Drinking: Wakako Zake
There are lots of food manga out there, but none take cuisine to such a zen level as Chie Shinkyu’s Wakako Zake, which began in 2011 and is currently still in publication. Each chapter has our heroine, Wakako, visit a different eatery based on a real location in places like Tokyo and Hiroshima.
Wakako’s love of eating is only matched by her love of liquor and each episode also has a recommended pairing, often with different types of sake. It’s a great overview of Japanese cuisine with handy pairing tips, and it’s hard not to be swayed by Wakako’s optimistic view of food.

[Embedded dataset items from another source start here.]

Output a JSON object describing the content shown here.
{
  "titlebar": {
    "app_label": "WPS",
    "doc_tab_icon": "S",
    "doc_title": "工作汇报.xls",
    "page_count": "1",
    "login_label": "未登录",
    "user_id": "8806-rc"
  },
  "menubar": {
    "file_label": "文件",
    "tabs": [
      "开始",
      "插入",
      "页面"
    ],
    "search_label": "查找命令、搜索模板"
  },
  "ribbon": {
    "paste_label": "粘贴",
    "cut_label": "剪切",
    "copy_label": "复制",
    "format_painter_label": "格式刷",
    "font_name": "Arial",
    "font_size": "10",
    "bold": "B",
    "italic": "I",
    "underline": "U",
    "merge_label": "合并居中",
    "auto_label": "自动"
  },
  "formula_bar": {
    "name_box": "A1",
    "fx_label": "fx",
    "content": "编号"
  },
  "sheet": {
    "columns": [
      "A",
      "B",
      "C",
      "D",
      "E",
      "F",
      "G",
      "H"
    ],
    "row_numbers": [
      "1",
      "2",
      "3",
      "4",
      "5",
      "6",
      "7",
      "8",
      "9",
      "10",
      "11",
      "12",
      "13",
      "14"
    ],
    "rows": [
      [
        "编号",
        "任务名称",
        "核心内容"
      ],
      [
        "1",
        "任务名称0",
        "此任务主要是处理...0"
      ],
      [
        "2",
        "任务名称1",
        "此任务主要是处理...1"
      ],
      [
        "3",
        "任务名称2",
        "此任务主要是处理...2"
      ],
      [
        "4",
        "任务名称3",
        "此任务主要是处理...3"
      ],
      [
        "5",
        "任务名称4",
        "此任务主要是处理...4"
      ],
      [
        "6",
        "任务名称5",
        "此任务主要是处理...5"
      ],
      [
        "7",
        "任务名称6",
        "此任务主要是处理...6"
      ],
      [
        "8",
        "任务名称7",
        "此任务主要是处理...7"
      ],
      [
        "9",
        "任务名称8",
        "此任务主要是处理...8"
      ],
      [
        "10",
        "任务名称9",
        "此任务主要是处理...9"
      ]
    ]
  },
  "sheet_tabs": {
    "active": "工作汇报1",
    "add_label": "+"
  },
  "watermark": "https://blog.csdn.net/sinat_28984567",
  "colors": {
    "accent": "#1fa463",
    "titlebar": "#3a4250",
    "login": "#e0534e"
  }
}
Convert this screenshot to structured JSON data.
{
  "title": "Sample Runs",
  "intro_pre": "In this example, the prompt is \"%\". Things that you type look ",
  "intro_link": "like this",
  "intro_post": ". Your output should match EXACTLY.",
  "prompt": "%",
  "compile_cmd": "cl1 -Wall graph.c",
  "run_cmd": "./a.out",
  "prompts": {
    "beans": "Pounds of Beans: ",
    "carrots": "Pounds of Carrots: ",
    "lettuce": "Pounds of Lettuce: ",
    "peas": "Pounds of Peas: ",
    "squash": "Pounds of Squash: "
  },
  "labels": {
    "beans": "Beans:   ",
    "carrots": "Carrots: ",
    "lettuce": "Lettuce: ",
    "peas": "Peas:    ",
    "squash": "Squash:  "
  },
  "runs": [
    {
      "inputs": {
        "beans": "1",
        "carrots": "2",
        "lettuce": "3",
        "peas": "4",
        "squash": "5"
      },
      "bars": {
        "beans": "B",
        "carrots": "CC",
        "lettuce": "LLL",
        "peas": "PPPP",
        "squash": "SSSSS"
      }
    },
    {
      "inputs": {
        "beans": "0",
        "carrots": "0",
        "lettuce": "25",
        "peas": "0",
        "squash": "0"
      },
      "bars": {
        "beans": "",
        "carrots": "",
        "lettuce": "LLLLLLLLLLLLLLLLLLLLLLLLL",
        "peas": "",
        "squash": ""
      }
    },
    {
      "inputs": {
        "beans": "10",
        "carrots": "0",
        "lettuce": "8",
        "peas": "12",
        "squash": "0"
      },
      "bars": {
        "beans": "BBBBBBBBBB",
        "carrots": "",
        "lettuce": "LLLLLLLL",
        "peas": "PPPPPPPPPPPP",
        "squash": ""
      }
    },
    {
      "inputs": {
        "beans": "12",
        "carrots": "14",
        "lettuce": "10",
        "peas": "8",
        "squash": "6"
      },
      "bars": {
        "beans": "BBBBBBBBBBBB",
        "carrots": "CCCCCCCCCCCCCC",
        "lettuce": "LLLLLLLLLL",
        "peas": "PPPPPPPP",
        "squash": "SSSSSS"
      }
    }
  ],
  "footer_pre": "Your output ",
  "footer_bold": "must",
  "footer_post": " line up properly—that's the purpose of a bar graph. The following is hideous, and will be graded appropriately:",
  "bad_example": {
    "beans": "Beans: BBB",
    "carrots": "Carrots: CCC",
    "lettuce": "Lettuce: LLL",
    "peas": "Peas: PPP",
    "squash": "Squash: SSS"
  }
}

Wakako Zake is available in English and sells widely around the world. Moreover, this manga has also gotten the live-action and anime treatment. In fact, there’s even a Korean drama adaptation called Cheers to Me.
These fours titles will make for an excellent starter set into the world of sake manga, but they only represent a few of the many others available. Series like Ippon!! Shiawase no Nihonshu, Hakunetsu Nihonshu Kyoshitsu, and the prequel to Natsuko no Sake, Natsu no Kura, are all good choices too.
The world of sake manga is continuously growing, so there’s no time like the present to get into it and enjoy learning about Japan’s signature drink in a truly Japanese way.